Construction of miRNA-mRNA network and a nomogram model of prognostic analysis for prostate cancer

Abstract

Background: Dysregulated genetic factors correlate with carcinoma progression. However, the hub miRNAs-mRNAs related to biochemical recurrence in prostate cancer remain unclear. We aim to identify potential miRNA-mRNA regulatory network and hub genes in prostate cancer.

Methods: Datasets of gene expression microarray were downloaded from Gene Expression Omnibus (GEO) database for Robust Rank Aggregation (RRA), targeted gene prediction, gene function and signal pathway enrichment analyses, miRNA-mRNA regulatory network construction, core network screening, as well as validation and survival analysis were carried out by using exogenous data.

Results: Prostate cancer-related differentially expressed genes were mostly related to actin filament regulation. Moreover, the cGMP-PKG signaling pathway might play a role in prostate cancer progression.

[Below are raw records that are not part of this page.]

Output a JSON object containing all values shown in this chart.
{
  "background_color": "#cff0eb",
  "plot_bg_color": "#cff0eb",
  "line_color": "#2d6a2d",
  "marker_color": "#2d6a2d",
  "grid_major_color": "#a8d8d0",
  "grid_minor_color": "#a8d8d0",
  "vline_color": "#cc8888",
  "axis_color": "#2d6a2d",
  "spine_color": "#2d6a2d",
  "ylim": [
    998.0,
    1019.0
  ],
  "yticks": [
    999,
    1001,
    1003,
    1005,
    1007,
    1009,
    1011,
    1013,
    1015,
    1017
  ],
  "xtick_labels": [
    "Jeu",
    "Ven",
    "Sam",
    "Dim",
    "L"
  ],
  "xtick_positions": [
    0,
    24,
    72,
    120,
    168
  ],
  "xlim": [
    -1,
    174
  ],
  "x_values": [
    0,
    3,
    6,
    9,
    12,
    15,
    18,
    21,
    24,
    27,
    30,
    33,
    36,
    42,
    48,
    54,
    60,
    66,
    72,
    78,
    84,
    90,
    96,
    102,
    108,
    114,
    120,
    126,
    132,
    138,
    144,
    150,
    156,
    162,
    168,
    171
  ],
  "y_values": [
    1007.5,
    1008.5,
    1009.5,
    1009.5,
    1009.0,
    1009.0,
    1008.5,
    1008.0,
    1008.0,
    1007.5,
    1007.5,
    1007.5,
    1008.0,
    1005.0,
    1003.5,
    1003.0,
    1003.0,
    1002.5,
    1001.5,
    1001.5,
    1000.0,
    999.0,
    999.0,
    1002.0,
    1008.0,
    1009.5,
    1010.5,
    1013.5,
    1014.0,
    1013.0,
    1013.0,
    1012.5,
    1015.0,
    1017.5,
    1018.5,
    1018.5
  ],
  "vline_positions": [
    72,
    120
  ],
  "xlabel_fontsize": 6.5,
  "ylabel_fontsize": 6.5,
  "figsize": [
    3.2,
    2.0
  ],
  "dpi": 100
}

As the core of microRNAs, hsa-miR-106b-5p, hsa-miR-17-5p and hsa-miR-183-5p were matched to hub genes (such as TMEM100, FRMD6, NBL1 and STARD4). The expression levels of hub genes in prostate cancer tissues were significantly lower than normal and closely related to prognosis of patients. The ridge regression model was applied to establish a risk score system. Both risk score and Gleason were used to establish a nomogram. Nomogram predicted the area under the [receiver operating characteristic (ROC)] curve (AUC) of biochemical recurrence at 1-, 3-, and 5-year of 0.713, 0.732 and 0.753, respectively.

Conclusions: Hub genes were closely related to prostate cancer development and progression, which might become biomarkers for diagnosis and prognosis. This novel nomogram established could be applied to clinical prediction.

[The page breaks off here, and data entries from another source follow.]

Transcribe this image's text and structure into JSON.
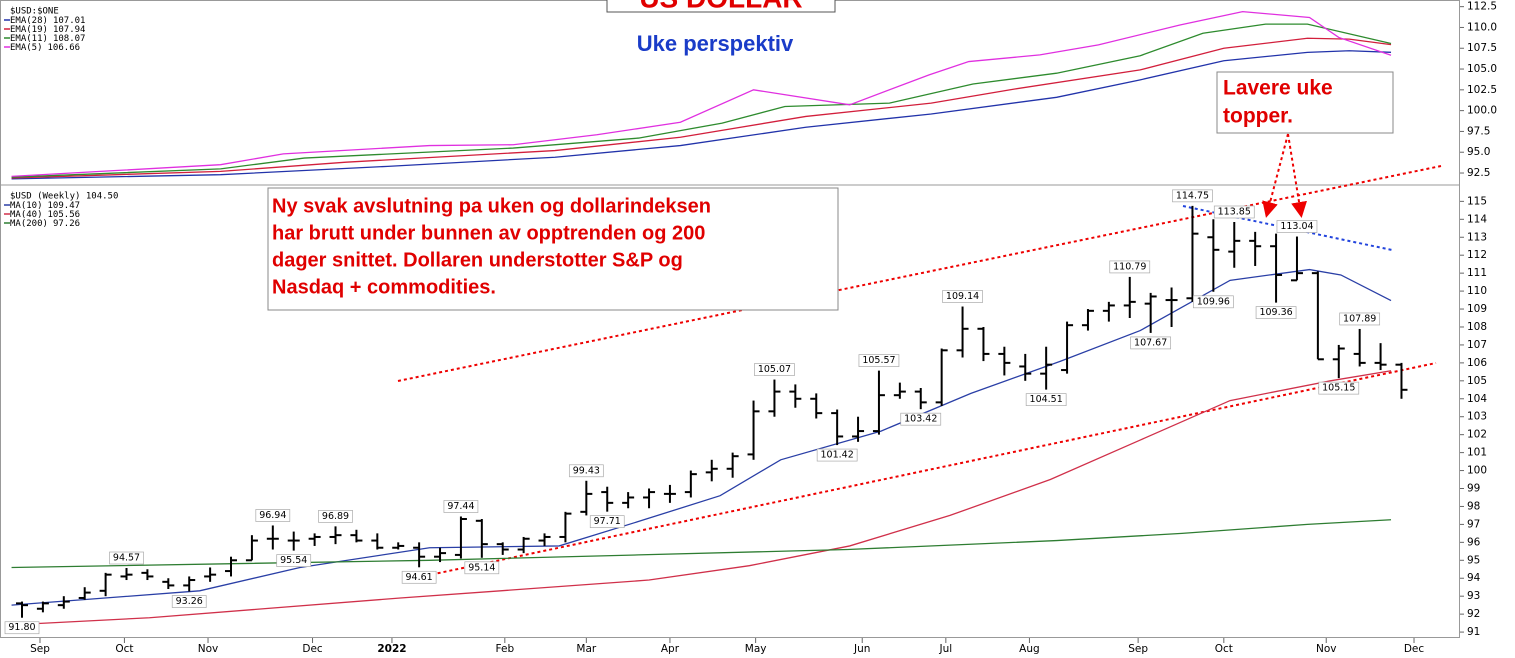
{
  "chart_data": [
    {
      "type": "line",
      "title": "US DOLLAR",
      "subtitle": "Uke perspektiv",
      "legend_title": "$USD:$ONE",
      "xlim": [
        -0.67,
        68.8
      ],
      "ylim": [
        91.3,
        113.3
      ],
      "yticks": [
        92.5,
        {
          "value": 95,
          "label": "95.0"
        },
        97.5,
        {
          "value": 100,
          "label": "100.0"
        },
        102.5,
        {
          "value": 105,
          "label": "105.0"
        },
        107.5,
        {
          "value": 110,
          "label": "110.0"
        },
        112.5
      ],
      "series": [
        {
          "name": "EMA(28)",
          "color": "#2233aa",
          "x": [
            -0.5,
            9.5,
            17.5,
            25.5,
            31.5,
            37.5,
            43.5,
            49.5,
            53.5,
            57.5,
            61.5,
            63.5,
            65.5
          ],
          "values": [
            91.8,
            92.3,
            93.3,
            94.4,
            95.8,
            98.0,
            99.6,
            101.6,
            103.7,
            106.0,
            107.0,
            107.2,
            107.01
          ]
        },
        {
          "name": "EMA(19)",
          "color": "#d21f3c",
          "x": [
            -0.5,
            9.5,
            15.5,
            25.5,
            31.5,
            37.5,
            43.5,
            47.5,
            53.5,
            57.5,
            61.5,
            63.5,
            65.5
          ],
          "values": [
            91.9,
            92.7,
            93.8,
            95.2,
            96.8,
            99.3,
            100.9,
            102.6,
            104.9,
            107.5,
            108.7,
            108.6,
            107.94
          ]
        },
        {
          "name": "EMA(11)",
          "color": "#2e8b2e",
          "x": [
            -0.5,
            9.5,
            13.5,
            23.5,
            29.5,
            33.5,
            36.5,
            41.5,
            45.5,
            49.5,
            53.5,
            56.5,
            59.5,
            61.5,
            65.5
          ],
          "values": [
            92.0,
            93.0,
            94.3,
            95.5,
            96.7,
            98.5,
            100.5,
            100.9,
            103.2,
            104.5,
            106.6,
            109.3,
            110.4,
            110.4,
            108.07
          ]
        },
        {
          "name": "EMA(5)",
          "color": "#e030e0",
          "x": [
            -0.5,
            4.5,
            9.5,
            12.5,
            19.5,
            23.5,
            27.5,
            31.5,
            35,
            39.6,
            43.4,
            45.3,
            48.7,
            51.5,
            55.4,
            58.4,
            61.6,
            63,
            65.5
          ],
          "values": [
            92.1,
            92.8,
            93.5,
            94.8,
            95.8,
            95.9,
            97.1,
            98.6,
            102.5,
            100.7,
            104.3,
            105.9,
            106.7,
            107.9,
            110.3,
            111.9,
            111.2,
            108.8,
            106.66
          ]
        }
      ]
    },
    {
      "type": "ohlc",
      "legend_title": "$USD (Weekly) 104.50",
      "xlim": [
        -0.67,
        68.8
      ],
      "ylim": [
        90.67,
        115.8
      ],
      "yticks": [
        91,
        92,
        93,
        94,
        95,
        96,
        97,
        98,
        99,
        100,
        101,
        102,
        103,
        104,
        105,
        106,
        107,
        108,
        109,
        110,
        111,
        112,
        113,
        114,
        115
      ],
      "xticks": [
        {
          "value": 0.86,
          "label": "Sep"
        },
        {
          "value": 4.9,
          "label": "Oct"
        },
        {
          "value": 8.9,
          "label": "Nov"
        },
        {
          "value": 13.9,
          "label": "Dec"
        },
        {
          "value": 17.7,
          "label": "2022",
          "bold": true
        },
        {
          "value": 23.1,
          "label": "Feb"
        },
        {
          "value": 27.0,
          "label": "Mar"
        },
        {
          "value": 31.0,
          "label": "Apr"
        },
        {
          "value": 35.1,
          "label": "May"
        },
        {
          "value": 40.2,
          "label": "Jun"
        },
        {
          "value": 44.2,
          "label": "Jul"
        },
        {
          "value": 48.2,
          "label": "Aug"
        },
        {
          "value": 53.4,
          "label": "Sep"
        },
        {
          "value": 57.5,
          "label": "Oct"
        },
        {
          "value": 62.4,
          "label": "Nov"
        },
        {
          "value": 66.6,
          "label": "Dec"
        }
      ],
      "ohlc": {
        "color": "#000000",
        "open": [
          92.6,
          92.3,
          92.5,
          92.9,
          93.3,
          94.1,
          94.3,
          93.8,
          93.6,
          94.1,
          94.4,
          95.0,
          96.2,
          96.1,
          96.2,
          96.3,
          96.4,
          96.1,
          95.7,
          95.7,
          95.2,
          95.3,
          97.2,
          95.9,
          95.6,
          96.1,
          96.3,
          97.7,
          98.8,
          98.2,
          98.5,
          98.7,
          98.8,
          99.9,
          100.1,
          100.9,
          103.3,
          104.4,
          104.0,
          103.2,
          101.9,
          102.2,
          104.2,
          104.4,
          103.8,
          106.7,
          107.9,
          106.5,
          105.8,
          105.4,
          105.6,
          108.1,
          108.9,
          109.2,
          109.3,
          109.5,
          109.6,
          113.0,
          112.2,
          112.8,
          112.5,
          110.6,
          111.0,
          106.2,
          106.5,
          106.0,
          105.9
        ],
        "high": [
          92.7,
          92.7,
          93.0,
          93.5,
          94.3,
          94.57,
          94.5,
          94.0,
          94.1,
          94.6,
          95.2,
          96.4,
          96.94,
          96.6,
          96.5,
          96.89,
          96.7,
          96.5,
          96.0,
          96.0,
          95.7,
          97.44,
          97.3,
          96.0,
          96.3,
          96.5,
          97.7,
          99.43,
          99.1,
          98.8,
          99.0,
          99.2,
          100.0,
          100.6,
          101.0,
          103.9,
          105.07,
          104.8,
          104.3,
          103.4,
          103.0,
          105.57,
          104.9,
          104.6,
          106.8,
          109.14,
          108.0,
          106.9,
          106.5,
          106.9,
          108.3,
          109.0,
          109.4,
          110.79,
          109.9,
          110.2,
          114.75,
          114.0,
          113.85,
          113.3,
          113.2,
          113.04,
          111.1,
          107.0,
          107.89,
          107.1,
          106.0
        ],
        "low": [
          91.8,
          92.1,
          92.3,
          92.8,
          93.0,
          93.9,
          93.9,
          93.4,
          93.26,
          93.8,
          94.1,
          95.0,
          95.6,
          95.54,
          95.8,
          95.9,
          96.0,
          95.6,
          95.6,
          94.61,
          94.9,
          95.1,
          95.14,
          95.3,
          95.4,
          95.8,
          96.0,
          97.5,
          97.71,
          97.9,
          97.9,
          98.2,
          98.5,
          99.4,
          99.6,
          100.6,
          103.0,
          103.5,
          102.9,
          101.42,
          101.6,
          102.0,
          104.0,
          103.42,
          103.6,
          106.3,
          106.1,
          105.3,
          105.0,
          104.51,
          105.4,
          107.8,
          108.3,
          108.5,
          107.67,
          108.0,
          109.4,
          109.96,
          111.3,
          111.4,
          109.36,
          110.6,
          106.2,
          105.15,
          105.8,
          105.6,
          104.0
        ],
        "close": [
          92.5,
          92.6,
          92.7,
          93.2,
          94.2,
          94.2,
          94.1,
          93.6,
          93.9,
          94.2,
          95.0,
          96.1,
          96.2,
          96.1,
          96.3,
          96.4,
          96.1,
          95.7,
          95.8,
          95.2,
          95.4,
          97.3,
          95.9,
          95.6,
          96.2,
          96.3,
          97.6,
          98.7,
          98.2,
          98.5,
          98.8,
          98.7,
          99.8,
          100.1,
          100.8,
          103.3,
          104.4,
          104.0,
          103.2,
          101.9,
          102.2,
          104.2,
          104.4,
          103.8,
          106.7,
          107.9,
          106.5,
          106.0,
          105.4,
          105.9,
          108.1,
          108.9,
          109.2,
          109.4,
          109.7,
          109.5,
          113.2,
          112.3,
          112.8,
          112.5,
          110.9,
          111.0,
          106.2,
          106.8,
          106.0,
          105.9,
          104.5
        ],
        "high_labels": {
          "5": "94.57",
          "12": "96.94",
          "15": "96.89",
          "21": "97.44",
          "27": "99.43",
          "36": "105.07",
          "41": "105.57",
          "45": "109.14",
          "53": "110.79",
          "56": "114.75",
          "58": "113.85",
          "61": "113.04",
          "64": "107.89"
        },
        "low_labels": {
          "0": "91.80",
          "8": "93.26",
          "13": "95.54",
          "19": "94.61",
          "22": "95.14",
          "28": "97.71",
          "39": "101.42",
          "43": "103.42",
          "49": "104.51",
          "54": "107.67",
          "57": "109.96",
          "60": "109.36",
          "63": "105.15"
        }
      },
      "series": [
        {
          "name": "MA(10)",
          "color": "#2a3fa6",
          "x": [
            -0.5,
            8.5,
            13.3,
            19.5,
            25.7,
            29.6,
            33.4,
            36.3,
            41.1,
            45.4,
            49.7,
            53.5,
            57.8,
            61.6,
            63.1,
            65.5
          ],
          "values": [
            92.5,
            93.3,
            94.6,
            95.7,
            95.8,
            97.2,
            98.6,
            100.6,
            102.2,
            104.3,
            106.1,
            107.8,
            110.6,
            111.2,
            110.9,
            109.47
          ]
        },
        {
          "name": "MA(40)",
          "color": "#d0304a",
          "x": [
            -0.5,
            6.1,
            18.1,
            22.9,
            30,
            34.8,
            39.6,
            44.4,
            49.2,
            53.5,
            57.8,
            62.6,
            65.5
          ],
          "values": [
            91.4,
            91.8,
            92.9,
            93.3,
            93.9,
            94.7,
            95.8,
            97.5,
            99.5,
            101.7,
            103.9,
            105.0,
            105.56
          ]
        },
        {
          "name": "MA(200)",
          "color": "#2e7d32",
          "x": [
            -0.5,
            19.5,
            29.5,
            39.5,
            49.5,
            55.5,
            61.5,
            65.5
          ],
          "values": [
            94.6,
            95.0,
            95.3,
            95.6,
            96.1,
            96.5,
            97.0,
            97.26
          ]
        }
      ],
      "annotation_main": [
        "Ny svak avslutning pa uken og dollarindeksen",
        "har brutt under bunnen av opptrenden og 200",
        "dager snittet. Dollaren understotter S&P og",
        "Nasdaq + commodities."
      ],
      "annotation_tops": [
        "Lavere uke",
        "topper."
      ]
    }
  ]
}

Keywords: Prostate cancer; bioinformatics; microRNA-mRNA (miRNA-mRNA); nomogram; prognosis.

Figure 1

Heatmaps of DEMs and DEGs in prostate cancer tissues by RRA analysis. (A) Heatmap of DEMs; (B) Heatmap of DEGs; Green color represents down-regulation; Red color represents down-regulation. DEM, differentially expressed miRNA; DEG, differentially expressed gene; RRA, Robust Rank Aggregation.

Figure 2

Construction of miRNA-mRNA regulatory network and core network. (A) miRNA-mRNA regulatory network; (B) Core miRNA-mRNA network.

Figure 3

GO and KEGG enrichment analyses of co-DEGs in prostate cancer. (A) Co-DEGs GO analysis; (B) Co-DEGs KEGG analysis; (C) enrichment relationship between co-DEGs and KEGG pathway. GO, Gene Ontology; KEGG, Kyoto Encyclopedia of Genes and Genome; co-DEGs, common differentially expressed genes.

Figure 4

Differential expression and survival analyses of the hub targeted genes in prostate cancer obtained from TCGA and GTEx databases. *, P<0.05. TCGA, The Cancer Genome Atlas; GTEx, Genotype-Tissue Expression; PRAD, prostate adenocarcinoma; num, number; T, tumor; N, normal.

Figure 5

Independent predictive significance of a risk score in the TCGA and GSE70769 dataset, respectively. (A) Univariate and multivariate Cox regression analyses of clinic-pathological features and risk score in both sets. (B) Nomogram based on risk score and Gleason to predict BCRFS in the TCGA dataset at 1-, 3-, and 5-year. (C) Nomogram calibration plots predicting 1-, 3-, and 5-year BCRFS to evaluate the accuracy of candidate nomogram in both sets. (D) Time-dependent BCRFS ROC plots for TCGA and GSE70769 cohort. (E) Kaplan-Meier survival curves for biochemical relapse-free based on risk score in both sets. TCGA, The Cancer Genome Atlas; BCRFS, biochemical relapse-free survival; ROC, receiver operating characteristic; pN, pathological N staging; pT, pathological T staging; cM, clinical M staging; cT, clinical T staging; AUC, area under the curve.